Tu as voyagé avec un des fils de l’acteur Richard Bohringer, comment s’est passé le voyage à ses côtés ?

"J’ai eu l’impression de voyager avec un pote, plus qu’avec un guide ! Il est parfaitement hispanophone, et complètement à l’aise avec les Colombiens... Il est comme un poisson dans l’eau dans ce pays. Du coup, où qu’on aille, il avait le petit mot, la petite blague pour mettre tout le monde à l’aise et ouvrir toutes les portes. Ca n’a pas de prix ! J’ai pu rencontrer des personnages géniaux, et dessiner qui je voulais, on était les bienvenus partout. Lors d’une soirée à Medellin au Parc Lleras, je me suis même retrouvée à tirer le portrait de David, un petit dealer inoffensif, qui planquait ses produits dans de faux paquets de chips... Il en avait plein son sac à dos ! Il a cru 30 secondes que j’étais de la police, avant de nous raconter toute sa vie ! Avec Richard, j’ai découvert la Colombie de jour, mais aussi pas mal exploré le côté festif et nocturne, et il y a de quoi faire !"

Une anecdote inavouable sur ce voyage ?

"Avoir raté, pour la première fois de ma vie, mon avion de retour, à force d’enchaîner les nuits de fête et de manquer de sommeil !"

Les indiens Kogis sont un peuple assez retiré du monde, emprunt de mystères en quelque sorte pour nous autres occidentaux. Où les as-tu rencontré, comment s’est passée ta rencontre avec eux et que retiens-tu des moments privilégiés que tu as passé dans leur village ?

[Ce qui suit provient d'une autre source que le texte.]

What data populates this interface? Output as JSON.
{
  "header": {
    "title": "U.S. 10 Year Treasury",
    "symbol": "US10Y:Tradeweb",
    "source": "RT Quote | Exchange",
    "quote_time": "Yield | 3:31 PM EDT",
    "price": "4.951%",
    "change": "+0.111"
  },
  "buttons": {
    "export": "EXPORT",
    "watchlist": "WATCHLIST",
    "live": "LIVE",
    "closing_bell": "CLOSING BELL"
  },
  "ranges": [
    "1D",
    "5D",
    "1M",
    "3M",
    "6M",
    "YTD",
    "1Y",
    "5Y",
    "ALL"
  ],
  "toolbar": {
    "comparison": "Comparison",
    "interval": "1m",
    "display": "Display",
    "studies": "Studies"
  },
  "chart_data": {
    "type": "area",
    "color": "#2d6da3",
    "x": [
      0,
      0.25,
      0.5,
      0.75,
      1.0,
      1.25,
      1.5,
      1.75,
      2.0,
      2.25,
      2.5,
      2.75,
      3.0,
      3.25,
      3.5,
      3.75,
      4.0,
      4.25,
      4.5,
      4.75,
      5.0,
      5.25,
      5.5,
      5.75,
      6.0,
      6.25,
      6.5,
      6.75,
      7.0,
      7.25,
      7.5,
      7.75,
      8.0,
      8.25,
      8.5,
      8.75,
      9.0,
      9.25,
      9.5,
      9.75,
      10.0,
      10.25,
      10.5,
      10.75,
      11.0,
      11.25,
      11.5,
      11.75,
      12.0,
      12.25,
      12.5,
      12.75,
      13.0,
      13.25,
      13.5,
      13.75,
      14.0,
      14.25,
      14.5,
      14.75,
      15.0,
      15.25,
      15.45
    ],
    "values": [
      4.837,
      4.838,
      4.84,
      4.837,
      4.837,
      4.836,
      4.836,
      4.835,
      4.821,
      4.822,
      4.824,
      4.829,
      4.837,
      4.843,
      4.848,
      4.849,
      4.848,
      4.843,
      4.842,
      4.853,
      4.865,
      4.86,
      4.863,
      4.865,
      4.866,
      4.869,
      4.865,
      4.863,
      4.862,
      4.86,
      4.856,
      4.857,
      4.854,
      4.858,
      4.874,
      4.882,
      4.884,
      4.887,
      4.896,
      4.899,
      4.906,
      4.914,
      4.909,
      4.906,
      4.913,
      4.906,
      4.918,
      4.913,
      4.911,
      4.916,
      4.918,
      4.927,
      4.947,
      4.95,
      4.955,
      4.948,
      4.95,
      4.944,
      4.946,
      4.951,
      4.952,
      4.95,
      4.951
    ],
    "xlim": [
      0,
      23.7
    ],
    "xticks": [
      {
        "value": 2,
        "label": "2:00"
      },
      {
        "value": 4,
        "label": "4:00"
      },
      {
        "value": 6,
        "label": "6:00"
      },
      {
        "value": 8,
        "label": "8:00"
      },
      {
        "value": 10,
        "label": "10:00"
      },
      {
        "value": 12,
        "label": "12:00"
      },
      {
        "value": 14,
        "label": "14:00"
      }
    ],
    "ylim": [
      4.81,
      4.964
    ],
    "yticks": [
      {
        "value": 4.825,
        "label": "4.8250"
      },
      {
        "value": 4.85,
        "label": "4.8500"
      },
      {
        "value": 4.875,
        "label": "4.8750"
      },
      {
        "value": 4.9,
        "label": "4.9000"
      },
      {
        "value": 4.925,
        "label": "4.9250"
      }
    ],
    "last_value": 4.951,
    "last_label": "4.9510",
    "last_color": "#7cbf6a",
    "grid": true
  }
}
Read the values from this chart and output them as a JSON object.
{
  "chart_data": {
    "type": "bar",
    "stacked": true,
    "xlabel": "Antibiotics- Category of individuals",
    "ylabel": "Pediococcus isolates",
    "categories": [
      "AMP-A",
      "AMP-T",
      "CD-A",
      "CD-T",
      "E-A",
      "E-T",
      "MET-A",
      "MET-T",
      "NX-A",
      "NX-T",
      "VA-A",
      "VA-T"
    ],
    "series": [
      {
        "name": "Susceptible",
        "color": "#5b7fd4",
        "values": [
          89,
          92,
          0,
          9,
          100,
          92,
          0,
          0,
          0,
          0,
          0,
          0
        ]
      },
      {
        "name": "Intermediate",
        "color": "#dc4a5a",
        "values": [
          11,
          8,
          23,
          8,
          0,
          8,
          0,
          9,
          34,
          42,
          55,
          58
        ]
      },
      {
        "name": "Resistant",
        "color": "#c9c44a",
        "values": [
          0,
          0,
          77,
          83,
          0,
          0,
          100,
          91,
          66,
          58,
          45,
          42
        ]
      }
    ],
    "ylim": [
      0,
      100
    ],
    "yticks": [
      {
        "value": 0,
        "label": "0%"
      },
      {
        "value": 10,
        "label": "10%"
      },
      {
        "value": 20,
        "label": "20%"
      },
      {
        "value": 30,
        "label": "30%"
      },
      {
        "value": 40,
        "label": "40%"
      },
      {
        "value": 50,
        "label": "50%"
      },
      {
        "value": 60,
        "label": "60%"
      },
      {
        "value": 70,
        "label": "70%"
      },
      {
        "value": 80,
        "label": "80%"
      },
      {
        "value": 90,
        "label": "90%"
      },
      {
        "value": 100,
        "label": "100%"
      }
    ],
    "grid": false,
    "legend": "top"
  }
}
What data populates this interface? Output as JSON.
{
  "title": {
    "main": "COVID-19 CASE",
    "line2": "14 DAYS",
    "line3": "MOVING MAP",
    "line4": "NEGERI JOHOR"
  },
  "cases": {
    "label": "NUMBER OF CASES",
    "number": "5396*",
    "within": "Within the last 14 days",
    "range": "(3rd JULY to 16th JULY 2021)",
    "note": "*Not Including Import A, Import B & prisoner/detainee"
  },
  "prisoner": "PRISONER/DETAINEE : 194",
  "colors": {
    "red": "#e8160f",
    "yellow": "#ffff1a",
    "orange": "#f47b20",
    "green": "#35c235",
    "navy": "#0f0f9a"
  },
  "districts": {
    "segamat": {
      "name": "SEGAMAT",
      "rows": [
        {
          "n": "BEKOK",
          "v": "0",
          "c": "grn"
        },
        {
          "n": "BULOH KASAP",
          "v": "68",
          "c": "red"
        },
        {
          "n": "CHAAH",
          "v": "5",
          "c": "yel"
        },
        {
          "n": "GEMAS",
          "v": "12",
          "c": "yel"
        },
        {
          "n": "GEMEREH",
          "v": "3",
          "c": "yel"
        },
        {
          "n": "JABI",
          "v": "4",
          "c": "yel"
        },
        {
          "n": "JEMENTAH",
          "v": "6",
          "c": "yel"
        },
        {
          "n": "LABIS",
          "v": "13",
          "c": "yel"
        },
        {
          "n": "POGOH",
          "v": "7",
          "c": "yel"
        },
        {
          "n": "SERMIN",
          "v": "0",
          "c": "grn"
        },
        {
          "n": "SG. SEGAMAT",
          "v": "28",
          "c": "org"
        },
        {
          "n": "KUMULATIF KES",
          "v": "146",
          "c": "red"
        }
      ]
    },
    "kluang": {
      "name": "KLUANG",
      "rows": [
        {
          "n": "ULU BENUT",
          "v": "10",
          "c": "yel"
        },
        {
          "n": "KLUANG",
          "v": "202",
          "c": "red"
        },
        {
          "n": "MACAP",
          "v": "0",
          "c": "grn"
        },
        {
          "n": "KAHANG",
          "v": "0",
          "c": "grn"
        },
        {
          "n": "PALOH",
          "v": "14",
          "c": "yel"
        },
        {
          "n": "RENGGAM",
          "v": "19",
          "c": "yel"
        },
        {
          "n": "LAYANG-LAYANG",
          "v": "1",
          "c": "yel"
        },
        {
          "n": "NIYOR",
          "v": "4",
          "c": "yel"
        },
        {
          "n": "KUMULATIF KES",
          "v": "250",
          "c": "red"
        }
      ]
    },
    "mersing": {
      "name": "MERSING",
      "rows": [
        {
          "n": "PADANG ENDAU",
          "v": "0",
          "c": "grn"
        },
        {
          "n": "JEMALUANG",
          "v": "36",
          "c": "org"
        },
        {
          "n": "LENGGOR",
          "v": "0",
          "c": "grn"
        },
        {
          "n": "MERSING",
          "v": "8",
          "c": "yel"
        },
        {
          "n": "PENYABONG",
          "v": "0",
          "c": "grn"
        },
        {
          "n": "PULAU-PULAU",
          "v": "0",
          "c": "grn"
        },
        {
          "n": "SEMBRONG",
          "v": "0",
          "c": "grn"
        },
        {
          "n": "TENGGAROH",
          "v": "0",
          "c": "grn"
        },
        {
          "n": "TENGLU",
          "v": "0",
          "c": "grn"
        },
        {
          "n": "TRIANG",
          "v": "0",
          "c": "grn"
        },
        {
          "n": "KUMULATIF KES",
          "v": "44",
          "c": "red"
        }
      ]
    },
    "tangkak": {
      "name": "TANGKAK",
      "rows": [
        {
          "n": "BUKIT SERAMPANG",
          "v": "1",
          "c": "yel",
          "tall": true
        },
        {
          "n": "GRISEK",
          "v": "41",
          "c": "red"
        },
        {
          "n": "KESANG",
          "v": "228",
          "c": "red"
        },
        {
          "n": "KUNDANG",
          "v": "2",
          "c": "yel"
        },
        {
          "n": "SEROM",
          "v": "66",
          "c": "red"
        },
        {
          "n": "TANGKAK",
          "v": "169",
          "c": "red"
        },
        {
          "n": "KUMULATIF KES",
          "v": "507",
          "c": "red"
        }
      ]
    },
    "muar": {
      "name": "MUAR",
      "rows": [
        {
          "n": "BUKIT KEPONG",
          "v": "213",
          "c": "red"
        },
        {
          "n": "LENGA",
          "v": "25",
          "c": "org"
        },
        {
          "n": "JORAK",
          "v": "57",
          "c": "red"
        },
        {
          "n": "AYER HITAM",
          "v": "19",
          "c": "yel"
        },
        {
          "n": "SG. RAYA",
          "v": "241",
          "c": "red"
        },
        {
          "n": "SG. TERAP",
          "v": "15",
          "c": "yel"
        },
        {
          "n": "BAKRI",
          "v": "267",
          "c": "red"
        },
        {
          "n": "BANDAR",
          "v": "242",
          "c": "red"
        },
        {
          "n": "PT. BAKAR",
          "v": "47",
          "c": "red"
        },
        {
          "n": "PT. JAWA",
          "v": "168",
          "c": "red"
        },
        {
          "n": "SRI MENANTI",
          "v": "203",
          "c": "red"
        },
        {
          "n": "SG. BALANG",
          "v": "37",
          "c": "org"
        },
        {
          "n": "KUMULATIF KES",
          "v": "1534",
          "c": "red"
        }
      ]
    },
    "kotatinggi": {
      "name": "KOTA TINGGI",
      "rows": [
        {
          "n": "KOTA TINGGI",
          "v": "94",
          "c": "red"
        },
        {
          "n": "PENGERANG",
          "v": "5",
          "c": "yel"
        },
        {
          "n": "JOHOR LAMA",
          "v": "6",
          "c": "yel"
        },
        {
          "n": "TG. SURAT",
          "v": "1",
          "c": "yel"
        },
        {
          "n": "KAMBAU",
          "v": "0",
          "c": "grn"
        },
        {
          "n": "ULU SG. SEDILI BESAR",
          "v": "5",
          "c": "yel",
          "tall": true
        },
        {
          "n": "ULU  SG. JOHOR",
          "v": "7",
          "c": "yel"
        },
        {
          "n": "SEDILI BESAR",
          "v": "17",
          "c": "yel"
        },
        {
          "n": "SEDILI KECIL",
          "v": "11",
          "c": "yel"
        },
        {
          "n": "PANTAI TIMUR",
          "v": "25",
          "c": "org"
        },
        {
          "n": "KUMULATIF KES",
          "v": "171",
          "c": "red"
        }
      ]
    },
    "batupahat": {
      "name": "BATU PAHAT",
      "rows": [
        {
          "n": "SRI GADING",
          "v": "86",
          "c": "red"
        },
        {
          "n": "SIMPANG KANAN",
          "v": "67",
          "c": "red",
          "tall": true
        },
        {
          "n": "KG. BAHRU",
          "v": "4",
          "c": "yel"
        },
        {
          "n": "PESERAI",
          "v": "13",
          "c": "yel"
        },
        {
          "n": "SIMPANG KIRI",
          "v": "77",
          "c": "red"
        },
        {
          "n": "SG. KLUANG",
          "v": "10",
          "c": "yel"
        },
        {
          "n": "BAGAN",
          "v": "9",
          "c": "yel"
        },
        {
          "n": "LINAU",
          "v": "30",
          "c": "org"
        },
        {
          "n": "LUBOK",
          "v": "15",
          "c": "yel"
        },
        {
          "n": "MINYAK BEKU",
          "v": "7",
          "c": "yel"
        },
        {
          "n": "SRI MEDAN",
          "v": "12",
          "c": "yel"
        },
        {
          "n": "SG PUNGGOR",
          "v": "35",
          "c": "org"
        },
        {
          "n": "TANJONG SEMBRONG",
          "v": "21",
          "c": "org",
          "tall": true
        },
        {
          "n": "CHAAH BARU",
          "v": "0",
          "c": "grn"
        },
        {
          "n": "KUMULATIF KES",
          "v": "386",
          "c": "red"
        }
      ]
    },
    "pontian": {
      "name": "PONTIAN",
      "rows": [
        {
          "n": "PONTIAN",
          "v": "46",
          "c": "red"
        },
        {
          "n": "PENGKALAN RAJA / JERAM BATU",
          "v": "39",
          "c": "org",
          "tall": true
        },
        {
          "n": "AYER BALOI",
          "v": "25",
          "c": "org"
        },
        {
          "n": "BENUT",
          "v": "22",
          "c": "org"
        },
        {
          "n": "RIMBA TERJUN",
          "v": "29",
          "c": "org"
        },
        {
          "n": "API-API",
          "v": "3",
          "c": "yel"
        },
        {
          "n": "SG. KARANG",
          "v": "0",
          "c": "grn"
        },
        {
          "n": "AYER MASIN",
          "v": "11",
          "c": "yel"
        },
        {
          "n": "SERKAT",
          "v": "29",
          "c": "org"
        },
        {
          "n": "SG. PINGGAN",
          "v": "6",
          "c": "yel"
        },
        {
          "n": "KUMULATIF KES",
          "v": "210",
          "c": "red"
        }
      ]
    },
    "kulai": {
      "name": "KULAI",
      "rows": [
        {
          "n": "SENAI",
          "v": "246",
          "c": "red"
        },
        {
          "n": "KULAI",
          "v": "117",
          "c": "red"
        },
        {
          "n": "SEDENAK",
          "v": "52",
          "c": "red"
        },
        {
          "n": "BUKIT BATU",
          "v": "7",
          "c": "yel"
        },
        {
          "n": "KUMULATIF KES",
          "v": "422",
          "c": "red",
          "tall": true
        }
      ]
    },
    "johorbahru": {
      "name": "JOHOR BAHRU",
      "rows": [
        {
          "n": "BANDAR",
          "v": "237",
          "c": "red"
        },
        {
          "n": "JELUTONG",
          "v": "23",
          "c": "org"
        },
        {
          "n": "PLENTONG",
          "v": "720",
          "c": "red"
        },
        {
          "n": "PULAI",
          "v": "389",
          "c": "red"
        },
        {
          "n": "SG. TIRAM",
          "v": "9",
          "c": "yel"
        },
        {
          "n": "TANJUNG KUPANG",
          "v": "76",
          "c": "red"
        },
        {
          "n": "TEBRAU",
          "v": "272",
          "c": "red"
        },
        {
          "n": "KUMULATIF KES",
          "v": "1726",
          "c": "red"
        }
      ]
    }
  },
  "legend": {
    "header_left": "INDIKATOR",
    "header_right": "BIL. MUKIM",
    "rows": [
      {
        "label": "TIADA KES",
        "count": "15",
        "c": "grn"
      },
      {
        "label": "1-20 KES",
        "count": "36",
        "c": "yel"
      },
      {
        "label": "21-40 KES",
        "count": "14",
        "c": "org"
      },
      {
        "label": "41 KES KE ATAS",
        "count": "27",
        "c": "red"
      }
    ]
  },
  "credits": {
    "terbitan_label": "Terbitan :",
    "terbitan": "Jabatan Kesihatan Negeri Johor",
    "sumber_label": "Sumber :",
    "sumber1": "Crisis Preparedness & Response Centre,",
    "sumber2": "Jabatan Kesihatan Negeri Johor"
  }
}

"Je les ai rencontrés dans un village retiré dans la Sierra Nevada, à quelques heures - cahotiques - de 4x4 de Santa Marta. La visite à ce village ne fait pas partie des circuits touristiques, mais j’ai eu la chance que l’agence me l’organise, car ils avaient un contact dans le village. Il est toujours délicat d’arriver en touriste chez des ethnies qui vivent reculées, et on a souvent un sentiment de malaise et de voyeurisme. A ce titre, les Kogis particulièrement, cherchent à se tenir éloignés de notre "monde civilisé" et de sa décadence. Ils tentent de maintenir leur mode de vie traditionnel, loin de tout ce marasme. Vu le passé, on ne peut que les comprendre. Plus que jamais, il était donc délicat de justifier les raisons de notre venue au village, et l’accueil n’a pas été des plus chaleureux, au départ. J’avais emmené un petit catalogue de mes portraits, réalisés lors de précédents voyages. J’ai eu de la chance que ça plaise à l’instituteur ! Quelques instants plus tard, il me propulsait dans la salle de classe, au tableau devant une quarantaine enfants Kogis. Je devais expliquer mon métier et raconter des anecdotes sur ces personnes du bout du monde. Autant vous dire que les enfants Kogis avaient des yeux tout ronds en m’écoutant raconter le quotidien d’un enfant éthiopien ou d’une femme chinoise. Tristan, le guide qui m’accompagnait, leur a ensuite fait un petit spectacle de magie, avec quelques tours bluffants, qui ont remporté un franc succès et détendu tout le monde. L’instituteur a ensuite demandé qui voulait avoir son portrait, et j’ai eu une petite file d’attente, de l’enthousiasme, des commentaires en VO non sous-titrée et des yeux qui brillent à la vue des dessins. Encore un bel exemple du dessin qui abolit les frontières et lève les inhibitions... J’ai dessiné non stop jusqu’à l’heure où l’école reprenait. Puis nous sommes repartis sur la pointe des pieds, en laissant - je pense - un bon souvenir... Ce qui n’était pas gagné au départ ! Mon bilan de cette expérience : il ne me semble pas que les Kogis soient favorables à la visite d’étrangers, et si on n’a rien à apporter de divertissant, je pense que la visite peut vite être gênante et tourner court. C’est un peuple vraiment fascinant dans ses croyances et son rapport à la nature, mais au final, je serais plutôt partisane du "laissons-les tranquilles" et je ne cautionne pas ce type de tourisme."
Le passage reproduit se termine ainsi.